Generally, the client would be in possession of much of the information needed to make these assessments, and under the Act clients are “obligated to timely provide” the staffing agency “with all necessary information related to job duties, pay, and benefits of directly hired employees necessary” for the staffing agency to comply. A client who fails to provide the information has committed a “notice violation” for which it may be liable for compensatory damages and penalties.  

This requirement is not without its challenges. The Act does not explain what “benefits” are included. Are all benefits of the client included in this calculation or just health and welfare benefits? And what if staffing agencies offer health and welfare benefits to their employees? Hopefully clarity on these points will be provided guidance from the Department of Labor.  

  • Right to refuse assignment to a labor dispute 

The amended Act requires a notice be provided to laborers when the assignment is to “a place where a strike, a lockout, or other labor trouble exists.”  The notice must:  

  • be provided at or before the time of dispatch; 
  • must be in writing and in a language that the day and temporary laborer understands; and  
  • include a statement that a labor dispute exists at the site where they are being assigned and the day or temporary laborer has the right to refuse the assignment without prejudice to receiving another assignment. 

If the service agency chooses to send these notices electronically, then the Act goes on to say that the burden of showing the notice was provided falls to the service agency.  The Act does not elaborate on what might be considered “other labor trouble” so careful consideration is needed when a notice may be required. 

  • Safety and Health Practices: Staffing Agencies.  

The Act imposes new requirement on staffing agencies to inquire about the client company’s safety and health practices and hazards at the client workplace where the day or temporary laborer will be working, advise the client of any existing job hazards, provide training to its laborers placed on assignment, and provide information about the training to its client. This may include visiting worksites to observe and confirm the client’s training, and to obtain information about the job tasks, safety and health practices, and hazards at the site. 

  • Safety and Health Practices: Third-Party Client.  

The Act also imposes obligations on clients. Before any laborer begins work, the client must “document and inform” the staffing agency of any anticipated job hazards and review the safety training that the staffing agency provided. The client must provide its own “specific training tailored to the particular hazards” at its worksite, document and maintain records of the training, and provide confirmation to the staffing agency within three days that the training was completed. 

If the job tasks or work location change and new hazards are presented, then the client must inform both the staffing agency and the laborer, then provide new training and personal protective equipment before the new work begins. 

  • Increased Fees  

The previous version of the Act limited penalties and fees charged to staffing agencies and clients who commit notice violations to a maximum of $500 per violation. The amended Act provides for fees of “not less than $100 and not more than $1,500” for each violation. Fees for subsequent violations were also increased to not less than $500 and not more than $7,500. 

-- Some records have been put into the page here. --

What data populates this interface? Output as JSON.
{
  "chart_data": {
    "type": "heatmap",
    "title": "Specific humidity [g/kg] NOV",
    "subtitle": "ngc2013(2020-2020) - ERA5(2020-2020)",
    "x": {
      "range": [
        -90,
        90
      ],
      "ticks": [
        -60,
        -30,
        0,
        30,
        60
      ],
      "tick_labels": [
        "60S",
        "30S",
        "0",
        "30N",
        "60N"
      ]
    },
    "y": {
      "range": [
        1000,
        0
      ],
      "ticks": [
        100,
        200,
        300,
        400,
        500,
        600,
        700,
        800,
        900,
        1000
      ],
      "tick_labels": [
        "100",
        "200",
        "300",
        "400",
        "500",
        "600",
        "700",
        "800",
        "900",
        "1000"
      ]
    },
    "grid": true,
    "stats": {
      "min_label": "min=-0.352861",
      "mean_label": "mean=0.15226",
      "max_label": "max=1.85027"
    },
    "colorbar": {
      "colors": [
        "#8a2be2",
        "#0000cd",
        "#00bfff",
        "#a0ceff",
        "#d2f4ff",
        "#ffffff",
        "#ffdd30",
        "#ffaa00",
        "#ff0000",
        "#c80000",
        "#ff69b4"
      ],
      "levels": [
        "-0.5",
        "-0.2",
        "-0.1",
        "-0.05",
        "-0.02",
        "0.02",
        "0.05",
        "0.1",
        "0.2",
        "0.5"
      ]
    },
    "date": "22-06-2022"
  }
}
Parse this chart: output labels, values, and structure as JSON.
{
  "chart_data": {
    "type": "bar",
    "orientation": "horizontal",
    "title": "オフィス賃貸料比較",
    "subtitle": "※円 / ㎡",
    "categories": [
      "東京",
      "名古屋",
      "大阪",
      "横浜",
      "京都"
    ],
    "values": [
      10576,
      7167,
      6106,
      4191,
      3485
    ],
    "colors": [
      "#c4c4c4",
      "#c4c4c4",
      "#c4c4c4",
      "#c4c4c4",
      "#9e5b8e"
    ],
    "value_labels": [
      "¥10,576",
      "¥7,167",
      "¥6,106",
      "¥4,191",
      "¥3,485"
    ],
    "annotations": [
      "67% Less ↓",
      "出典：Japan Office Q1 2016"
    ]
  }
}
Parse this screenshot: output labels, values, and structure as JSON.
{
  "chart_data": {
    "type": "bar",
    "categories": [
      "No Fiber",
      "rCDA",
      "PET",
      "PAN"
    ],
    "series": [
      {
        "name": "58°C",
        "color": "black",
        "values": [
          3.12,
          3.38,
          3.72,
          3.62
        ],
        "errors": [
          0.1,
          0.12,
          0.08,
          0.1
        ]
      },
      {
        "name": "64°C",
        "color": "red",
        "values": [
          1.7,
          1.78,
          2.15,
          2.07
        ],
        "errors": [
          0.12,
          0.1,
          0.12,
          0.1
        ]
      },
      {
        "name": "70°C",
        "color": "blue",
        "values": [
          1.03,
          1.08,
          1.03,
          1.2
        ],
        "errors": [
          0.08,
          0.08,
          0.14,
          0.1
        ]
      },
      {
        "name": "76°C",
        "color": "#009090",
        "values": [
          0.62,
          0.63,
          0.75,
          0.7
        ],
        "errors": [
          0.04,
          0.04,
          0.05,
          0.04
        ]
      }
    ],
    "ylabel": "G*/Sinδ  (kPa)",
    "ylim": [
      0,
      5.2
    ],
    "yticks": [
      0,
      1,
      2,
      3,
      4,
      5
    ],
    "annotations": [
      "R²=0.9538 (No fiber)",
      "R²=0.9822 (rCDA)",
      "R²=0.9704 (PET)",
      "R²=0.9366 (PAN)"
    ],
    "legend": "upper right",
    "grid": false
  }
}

  • New Term “Interested Party” 

The amendment adds a new definition for Interested Parties (meaning “an organization that monitors or is attentive to compliance with public or worker safety laws, wage and hour requirements, or other statutory requirements) and gives these third-party organizations the ability to file civil actions to enforce compliance with the Act. 

Proposed Permanent Rules

The Secretary of State Index Department published Proposed Permanent Rules on August 18, 2023, which means the 45-day minimum public comment period for the Proposed Permanent Rules will run through October 2.  


The amended Day and Temporary Labor Services Act will create a significant impact on both staffing agencies and their clients alike with a number of new obligations going into immediate effect. This article is intended to be a general introduction to the amended Act and only touches generally on these obligations.